New law reduces penalties for minors caught consuming alcohol
A new rule signed into law on Wednesday by Governor Bill Walker reduces the punishment for minors caught consuming alcohol.
The bill's sponsor, Sen. Peter Micciche, said it was a large group effort involving between 60 and 70 people to change the penalties for underage drinking.
Rather than being charged with a misdemeanor and having it go on their permanent records, Micciche said the new rule holds young people accountable without it hindering future job, college, or scholarship prospects.
"We have compromised so many young lives with extreme consequences for sometimes just being at the wrong place at the wrong time and not even consuming where alcohol was present," Micciche said.
Rebecca Koford, a board member of United Youth Courts of Alaska, said the bill will make it easier to enforce rules surrounding underage drinking.
"They changed it so all minor consuming alcohol cases are now minor violations so youth that get in trouble, it's no longer quasi-criminal," Koford said.
Instead of a misdemeanor that stays on their records, minors will face a $500 fine which can drop to $50 if they attend an alcohol education course and provide proof of completion.

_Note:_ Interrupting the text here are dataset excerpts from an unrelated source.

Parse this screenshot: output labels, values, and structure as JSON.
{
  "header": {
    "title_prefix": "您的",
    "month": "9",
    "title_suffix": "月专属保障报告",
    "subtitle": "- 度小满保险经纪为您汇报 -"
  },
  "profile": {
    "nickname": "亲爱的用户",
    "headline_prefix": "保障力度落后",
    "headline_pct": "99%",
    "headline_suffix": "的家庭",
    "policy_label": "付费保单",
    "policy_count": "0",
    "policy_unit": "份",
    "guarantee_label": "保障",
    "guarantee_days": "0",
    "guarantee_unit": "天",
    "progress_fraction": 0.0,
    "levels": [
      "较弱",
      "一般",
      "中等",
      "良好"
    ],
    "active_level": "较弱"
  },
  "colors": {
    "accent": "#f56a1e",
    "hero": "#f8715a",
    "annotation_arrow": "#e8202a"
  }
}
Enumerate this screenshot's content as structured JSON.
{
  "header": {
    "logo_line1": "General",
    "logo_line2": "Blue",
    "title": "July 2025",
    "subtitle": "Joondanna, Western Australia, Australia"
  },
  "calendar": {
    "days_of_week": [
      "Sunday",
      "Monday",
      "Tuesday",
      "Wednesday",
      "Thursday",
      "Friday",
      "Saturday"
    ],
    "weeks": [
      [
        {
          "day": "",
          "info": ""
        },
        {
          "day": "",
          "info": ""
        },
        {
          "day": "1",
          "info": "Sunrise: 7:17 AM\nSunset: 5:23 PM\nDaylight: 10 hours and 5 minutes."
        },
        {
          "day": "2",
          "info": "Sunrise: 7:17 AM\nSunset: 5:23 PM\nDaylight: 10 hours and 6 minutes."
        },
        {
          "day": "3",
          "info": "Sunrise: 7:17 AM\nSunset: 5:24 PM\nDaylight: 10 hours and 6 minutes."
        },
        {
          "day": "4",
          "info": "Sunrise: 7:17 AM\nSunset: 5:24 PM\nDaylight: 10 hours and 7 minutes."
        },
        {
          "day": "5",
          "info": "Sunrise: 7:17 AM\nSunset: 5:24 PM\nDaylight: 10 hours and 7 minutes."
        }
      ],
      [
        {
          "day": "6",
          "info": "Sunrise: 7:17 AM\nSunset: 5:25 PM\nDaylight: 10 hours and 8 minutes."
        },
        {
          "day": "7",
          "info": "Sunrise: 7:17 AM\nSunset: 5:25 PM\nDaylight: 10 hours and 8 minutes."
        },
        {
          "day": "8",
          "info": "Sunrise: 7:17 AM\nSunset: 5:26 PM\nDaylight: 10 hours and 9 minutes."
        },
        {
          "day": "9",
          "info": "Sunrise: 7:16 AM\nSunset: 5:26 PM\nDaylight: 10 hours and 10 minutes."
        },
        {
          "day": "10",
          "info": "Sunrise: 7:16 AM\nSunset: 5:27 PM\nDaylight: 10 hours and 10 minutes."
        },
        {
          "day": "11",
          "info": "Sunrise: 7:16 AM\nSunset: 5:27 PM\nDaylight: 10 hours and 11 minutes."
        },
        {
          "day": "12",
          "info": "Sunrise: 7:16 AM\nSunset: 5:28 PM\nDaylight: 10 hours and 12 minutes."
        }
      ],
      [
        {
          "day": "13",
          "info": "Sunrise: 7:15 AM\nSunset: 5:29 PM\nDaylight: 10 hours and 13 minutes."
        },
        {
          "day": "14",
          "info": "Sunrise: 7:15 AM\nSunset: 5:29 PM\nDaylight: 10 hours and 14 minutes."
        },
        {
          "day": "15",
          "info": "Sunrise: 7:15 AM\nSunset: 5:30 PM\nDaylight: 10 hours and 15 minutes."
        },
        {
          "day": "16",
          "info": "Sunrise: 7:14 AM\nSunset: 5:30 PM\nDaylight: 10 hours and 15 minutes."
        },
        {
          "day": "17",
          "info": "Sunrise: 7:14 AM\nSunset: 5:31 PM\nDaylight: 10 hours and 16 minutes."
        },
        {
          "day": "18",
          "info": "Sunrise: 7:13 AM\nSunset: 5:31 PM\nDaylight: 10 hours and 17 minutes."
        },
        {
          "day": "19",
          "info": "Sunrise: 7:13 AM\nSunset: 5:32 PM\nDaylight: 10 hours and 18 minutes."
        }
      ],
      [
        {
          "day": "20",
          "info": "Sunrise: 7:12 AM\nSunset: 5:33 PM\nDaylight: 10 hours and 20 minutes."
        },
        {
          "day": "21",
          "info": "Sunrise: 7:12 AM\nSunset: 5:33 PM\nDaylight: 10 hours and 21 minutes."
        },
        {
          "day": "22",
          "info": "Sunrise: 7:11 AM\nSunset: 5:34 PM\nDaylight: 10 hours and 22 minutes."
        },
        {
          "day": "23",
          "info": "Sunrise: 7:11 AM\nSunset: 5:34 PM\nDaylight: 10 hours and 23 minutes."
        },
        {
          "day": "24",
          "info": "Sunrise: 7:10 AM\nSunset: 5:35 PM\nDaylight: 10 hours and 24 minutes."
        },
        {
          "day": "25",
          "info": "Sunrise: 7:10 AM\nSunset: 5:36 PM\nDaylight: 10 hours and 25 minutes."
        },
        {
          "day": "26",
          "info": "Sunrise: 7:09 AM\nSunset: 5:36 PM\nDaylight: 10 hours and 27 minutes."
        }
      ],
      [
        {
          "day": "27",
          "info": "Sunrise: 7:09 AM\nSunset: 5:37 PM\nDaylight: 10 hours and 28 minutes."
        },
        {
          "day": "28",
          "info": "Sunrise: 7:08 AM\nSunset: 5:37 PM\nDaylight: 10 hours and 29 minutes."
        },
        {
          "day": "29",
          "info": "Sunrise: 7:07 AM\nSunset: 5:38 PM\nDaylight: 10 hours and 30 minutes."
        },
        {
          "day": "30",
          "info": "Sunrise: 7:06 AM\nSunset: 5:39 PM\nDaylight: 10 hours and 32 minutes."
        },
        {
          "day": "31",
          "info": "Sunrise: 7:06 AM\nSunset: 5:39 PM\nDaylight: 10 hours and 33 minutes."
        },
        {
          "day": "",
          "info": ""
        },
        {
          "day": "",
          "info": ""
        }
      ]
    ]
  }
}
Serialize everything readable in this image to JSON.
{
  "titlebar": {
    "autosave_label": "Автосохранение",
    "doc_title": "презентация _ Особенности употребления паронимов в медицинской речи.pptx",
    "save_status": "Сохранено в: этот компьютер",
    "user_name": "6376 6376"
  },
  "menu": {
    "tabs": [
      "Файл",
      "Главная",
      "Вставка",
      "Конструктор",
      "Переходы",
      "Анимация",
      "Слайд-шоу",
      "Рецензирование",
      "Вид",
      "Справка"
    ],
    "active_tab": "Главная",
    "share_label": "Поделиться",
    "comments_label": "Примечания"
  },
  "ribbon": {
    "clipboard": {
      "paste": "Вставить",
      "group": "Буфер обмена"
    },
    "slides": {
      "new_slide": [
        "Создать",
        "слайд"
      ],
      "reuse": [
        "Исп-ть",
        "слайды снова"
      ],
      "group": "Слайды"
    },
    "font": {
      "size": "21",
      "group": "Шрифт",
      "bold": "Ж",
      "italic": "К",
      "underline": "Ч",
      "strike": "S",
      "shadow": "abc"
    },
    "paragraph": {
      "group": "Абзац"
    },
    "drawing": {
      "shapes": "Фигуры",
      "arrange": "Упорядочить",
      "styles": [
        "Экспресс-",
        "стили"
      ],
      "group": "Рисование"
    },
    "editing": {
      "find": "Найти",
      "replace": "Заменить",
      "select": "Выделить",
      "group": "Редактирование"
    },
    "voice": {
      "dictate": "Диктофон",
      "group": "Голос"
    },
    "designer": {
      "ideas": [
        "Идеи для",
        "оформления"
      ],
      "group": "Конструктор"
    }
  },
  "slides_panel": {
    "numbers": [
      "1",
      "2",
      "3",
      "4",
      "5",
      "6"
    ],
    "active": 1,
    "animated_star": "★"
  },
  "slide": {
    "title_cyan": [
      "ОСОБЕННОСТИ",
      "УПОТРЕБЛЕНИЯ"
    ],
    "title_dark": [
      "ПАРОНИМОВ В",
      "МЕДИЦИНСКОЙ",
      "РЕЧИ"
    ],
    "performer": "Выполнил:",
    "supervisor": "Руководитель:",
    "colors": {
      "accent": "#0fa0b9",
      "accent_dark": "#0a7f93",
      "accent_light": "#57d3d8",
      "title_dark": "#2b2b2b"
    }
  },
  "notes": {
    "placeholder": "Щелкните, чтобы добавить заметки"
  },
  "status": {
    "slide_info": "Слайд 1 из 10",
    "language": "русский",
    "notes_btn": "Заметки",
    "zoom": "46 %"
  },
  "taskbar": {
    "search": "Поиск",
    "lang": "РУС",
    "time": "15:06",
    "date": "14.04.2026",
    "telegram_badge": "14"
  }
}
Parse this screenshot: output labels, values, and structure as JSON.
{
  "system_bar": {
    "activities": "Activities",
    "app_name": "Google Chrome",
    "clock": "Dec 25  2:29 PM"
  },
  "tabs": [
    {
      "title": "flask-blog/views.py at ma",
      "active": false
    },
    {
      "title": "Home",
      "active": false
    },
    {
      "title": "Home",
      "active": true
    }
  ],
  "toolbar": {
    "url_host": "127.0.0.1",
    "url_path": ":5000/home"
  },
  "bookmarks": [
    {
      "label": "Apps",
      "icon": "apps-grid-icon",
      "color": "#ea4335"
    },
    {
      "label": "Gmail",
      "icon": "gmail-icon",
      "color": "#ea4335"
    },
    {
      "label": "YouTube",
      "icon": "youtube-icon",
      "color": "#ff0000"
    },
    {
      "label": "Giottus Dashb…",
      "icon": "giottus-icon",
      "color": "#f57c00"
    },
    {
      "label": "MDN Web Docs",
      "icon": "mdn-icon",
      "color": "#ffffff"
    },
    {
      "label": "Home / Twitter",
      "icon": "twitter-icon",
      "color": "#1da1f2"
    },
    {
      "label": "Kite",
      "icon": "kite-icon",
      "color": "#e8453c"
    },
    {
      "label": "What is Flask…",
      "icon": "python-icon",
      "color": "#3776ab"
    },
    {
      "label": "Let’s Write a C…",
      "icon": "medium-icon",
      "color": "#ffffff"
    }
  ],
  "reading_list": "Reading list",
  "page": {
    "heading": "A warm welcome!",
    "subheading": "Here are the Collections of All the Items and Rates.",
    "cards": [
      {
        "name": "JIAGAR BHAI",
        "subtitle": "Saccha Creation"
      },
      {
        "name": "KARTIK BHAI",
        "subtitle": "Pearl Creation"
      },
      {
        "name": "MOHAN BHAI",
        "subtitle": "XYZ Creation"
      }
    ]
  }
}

"I think $500 is a lot of money for a teenager, even if the income's out of their PFD, it's still a large amount of money, it's still a real consequence," Koford said.
Sen. Micciche's office said court system data shows between 2009 and 2013, about 10,000 minors in Alaska faced convictions for consuming alcohol and nearly 6,000 cases were dismissed.
While some may see the new consequences as being too light, Jeff Jessee, CEO of Alaska Mental Health Trust Authority said the rule is a more realistic approach to handling these cases.
"The system we had before really discouraged enforcement," Jessee said. "Although the penalty seemed harsher, it actually had the effect of reducing enforcement, so we wanna make sure that every time a police officer goes to an underage party and they identify kids that are underage drinking, that they are all held accountable."
The citations are a method Jessee said he hopes will stop the problem at the root.
"We wanna get away from penalties that cause people to have a criminal record and focus more on dealing with their drinking issues and discouraging them," Jessee said.
The new rule also creates a seat on the Alcoholic Beverage Control Board for a public safety representative and allows for background checks of individuals applying to operate marijuana retail establishments in the state.